But, closing KJ’s doors does not mean it stopped supporting its congregants. Instead, KJ used every means available to support the community online. Every morning, congregants have the opportunity to zoom in to “Prayers, Psalms, and Pesach”, where they can pray Shacharit, daven for the sick, and hear a brief insight related to Pesach. At lunchtime, people join in to chat with their community over food. And, congregants daven Micha and Maariv together online. On Sunday, March 29, one twelve-year-old boy even held his Hanachat Tefillin during a Shacharit zoom session. In addition to these programs, four or five lectures, classes, and activities are offered daily. KJ also offers a mental health series to support anxious families and elders. WhatsApp groups share short messages or Divrei Torah. Rabbi Steinmetz writes inspirational blog posts daily. There are also zoom programs for KJ’s youth. For example, children can bake along with their friends online or listen to bedtime stories. KJ rabbis are also available (as they always are) to speak to KJ congregants or Ramaz students and assure them during this time of uncertainty. Rabbi Steinmetz said, “We are lucky to be living in this era of technology. Nowadays, we don’t only have a telephone; we also have email, Zoom, Facebook, and Instagram.” 

Congregants have responded positively. It does take a while for members to adjust to the new system. But Rabbi Steinmetz assures the community, “Zoom is unfamiliar technology and those who have downloaded it have remarked how easy it is to learn.”

KJ has been offering a plethora of pre-Pesach programming. Rabbi Steinmetz remarked that it is important for the shul to help everyone prepare, even from a distance. Many congregants are accustomed to traveling for the holiday, so this year, some are panicked: they have never made Pesach in their homes before. The rabbis are doing everything they can to ease the transition into the chag. Over the past few weeks, KJ has been teaching people how to clean their homes and lead a seder. 
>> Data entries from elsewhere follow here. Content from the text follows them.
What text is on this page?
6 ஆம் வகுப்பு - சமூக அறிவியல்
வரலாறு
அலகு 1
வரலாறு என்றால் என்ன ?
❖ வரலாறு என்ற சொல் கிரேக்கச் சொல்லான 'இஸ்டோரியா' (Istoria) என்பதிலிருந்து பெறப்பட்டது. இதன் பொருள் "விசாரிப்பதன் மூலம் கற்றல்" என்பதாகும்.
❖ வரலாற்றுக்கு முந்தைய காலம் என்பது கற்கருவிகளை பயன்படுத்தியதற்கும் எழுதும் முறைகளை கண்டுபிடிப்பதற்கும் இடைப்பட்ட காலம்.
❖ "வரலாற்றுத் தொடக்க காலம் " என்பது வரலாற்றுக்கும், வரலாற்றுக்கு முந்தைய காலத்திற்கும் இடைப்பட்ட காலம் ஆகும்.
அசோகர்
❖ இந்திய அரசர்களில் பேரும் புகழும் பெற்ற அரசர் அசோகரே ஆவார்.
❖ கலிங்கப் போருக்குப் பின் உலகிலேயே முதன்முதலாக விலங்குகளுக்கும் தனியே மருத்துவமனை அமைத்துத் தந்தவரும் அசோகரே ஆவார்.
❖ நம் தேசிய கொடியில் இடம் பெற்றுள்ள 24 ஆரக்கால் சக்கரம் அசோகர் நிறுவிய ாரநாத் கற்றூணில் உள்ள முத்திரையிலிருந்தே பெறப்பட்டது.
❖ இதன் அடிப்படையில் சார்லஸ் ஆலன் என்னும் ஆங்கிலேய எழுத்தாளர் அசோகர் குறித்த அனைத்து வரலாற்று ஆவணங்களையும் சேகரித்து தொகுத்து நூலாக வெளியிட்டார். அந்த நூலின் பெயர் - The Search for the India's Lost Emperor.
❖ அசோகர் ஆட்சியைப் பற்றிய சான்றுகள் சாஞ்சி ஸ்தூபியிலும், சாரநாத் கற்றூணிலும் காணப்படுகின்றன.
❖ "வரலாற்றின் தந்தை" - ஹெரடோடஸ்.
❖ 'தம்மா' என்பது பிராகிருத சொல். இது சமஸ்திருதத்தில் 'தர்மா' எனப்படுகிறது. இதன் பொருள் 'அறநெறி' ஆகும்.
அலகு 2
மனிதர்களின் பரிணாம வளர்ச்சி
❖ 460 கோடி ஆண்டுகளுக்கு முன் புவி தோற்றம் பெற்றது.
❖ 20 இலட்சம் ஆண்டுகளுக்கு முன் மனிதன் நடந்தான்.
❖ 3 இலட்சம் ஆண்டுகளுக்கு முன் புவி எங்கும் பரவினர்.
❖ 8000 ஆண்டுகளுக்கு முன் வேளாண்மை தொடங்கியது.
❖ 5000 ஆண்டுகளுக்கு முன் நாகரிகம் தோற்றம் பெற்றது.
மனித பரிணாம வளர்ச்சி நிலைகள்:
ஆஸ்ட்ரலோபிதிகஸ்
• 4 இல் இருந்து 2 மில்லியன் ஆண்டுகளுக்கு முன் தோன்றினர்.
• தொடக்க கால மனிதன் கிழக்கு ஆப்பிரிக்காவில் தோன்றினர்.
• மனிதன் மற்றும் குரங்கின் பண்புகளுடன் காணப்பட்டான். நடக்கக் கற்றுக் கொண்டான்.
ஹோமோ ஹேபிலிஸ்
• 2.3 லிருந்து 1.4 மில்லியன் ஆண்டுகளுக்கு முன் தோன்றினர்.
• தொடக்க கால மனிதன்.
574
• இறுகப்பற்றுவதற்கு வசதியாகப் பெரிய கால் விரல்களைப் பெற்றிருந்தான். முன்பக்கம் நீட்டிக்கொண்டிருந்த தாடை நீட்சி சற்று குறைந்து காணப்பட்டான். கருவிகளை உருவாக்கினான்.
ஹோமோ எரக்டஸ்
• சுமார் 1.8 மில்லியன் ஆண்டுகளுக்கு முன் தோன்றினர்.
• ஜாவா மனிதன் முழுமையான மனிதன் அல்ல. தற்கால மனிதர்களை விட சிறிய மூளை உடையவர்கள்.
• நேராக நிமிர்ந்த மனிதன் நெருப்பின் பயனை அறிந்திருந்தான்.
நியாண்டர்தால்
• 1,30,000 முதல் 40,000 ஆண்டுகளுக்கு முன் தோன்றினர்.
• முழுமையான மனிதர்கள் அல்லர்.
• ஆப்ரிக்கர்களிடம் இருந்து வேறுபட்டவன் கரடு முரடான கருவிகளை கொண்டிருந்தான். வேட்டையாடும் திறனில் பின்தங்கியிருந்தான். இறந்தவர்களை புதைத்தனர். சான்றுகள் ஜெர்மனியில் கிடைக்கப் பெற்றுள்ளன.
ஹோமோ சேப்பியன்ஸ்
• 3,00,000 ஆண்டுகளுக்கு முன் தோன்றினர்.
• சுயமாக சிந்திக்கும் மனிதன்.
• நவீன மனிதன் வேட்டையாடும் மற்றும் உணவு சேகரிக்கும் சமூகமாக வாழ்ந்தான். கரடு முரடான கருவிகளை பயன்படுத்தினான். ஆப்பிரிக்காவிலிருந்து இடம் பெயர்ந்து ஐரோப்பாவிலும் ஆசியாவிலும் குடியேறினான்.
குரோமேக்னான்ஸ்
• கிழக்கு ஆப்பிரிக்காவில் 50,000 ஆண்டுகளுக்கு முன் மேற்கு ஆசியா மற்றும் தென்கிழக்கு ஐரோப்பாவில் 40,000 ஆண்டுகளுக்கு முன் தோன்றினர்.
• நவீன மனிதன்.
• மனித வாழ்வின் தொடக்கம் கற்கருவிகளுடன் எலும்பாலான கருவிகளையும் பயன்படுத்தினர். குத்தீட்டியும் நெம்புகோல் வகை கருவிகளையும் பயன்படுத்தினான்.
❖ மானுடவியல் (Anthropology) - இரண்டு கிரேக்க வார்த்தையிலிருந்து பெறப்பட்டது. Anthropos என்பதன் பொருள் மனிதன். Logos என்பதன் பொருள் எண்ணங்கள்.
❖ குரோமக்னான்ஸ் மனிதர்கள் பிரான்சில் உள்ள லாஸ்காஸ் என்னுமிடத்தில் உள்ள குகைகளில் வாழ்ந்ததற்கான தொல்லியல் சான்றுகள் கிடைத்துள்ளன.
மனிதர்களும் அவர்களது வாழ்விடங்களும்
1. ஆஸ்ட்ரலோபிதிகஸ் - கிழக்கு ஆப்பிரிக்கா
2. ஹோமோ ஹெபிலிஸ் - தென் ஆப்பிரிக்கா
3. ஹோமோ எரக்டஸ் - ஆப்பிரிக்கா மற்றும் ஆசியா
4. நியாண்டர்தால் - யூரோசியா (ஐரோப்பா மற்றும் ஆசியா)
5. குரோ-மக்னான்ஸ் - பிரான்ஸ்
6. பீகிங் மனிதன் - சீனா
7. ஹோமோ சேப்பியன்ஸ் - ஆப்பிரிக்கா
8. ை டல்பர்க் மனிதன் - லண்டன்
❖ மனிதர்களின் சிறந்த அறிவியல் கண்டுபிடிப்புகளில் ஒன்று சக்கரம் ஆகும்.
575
During this time of crisis, Rabbi Steinmetz advises teenagers: “You got this,” he said, “When challenges come in life, there are times that you can feel overwhelmed, sad, or anxious, but it is important to remember that you can rise up and become better.” Rabbi Steinmetz quoted Rabbi Samson Rafael Hirsch, who said that the word nisayon (challenge) is very similar to the word nisa (to be raised up). When Avraham was told to sacrifice his son in Akedat Yitzchak, he became stronger and better. Here too, we need to do our best to rise up and become stronger.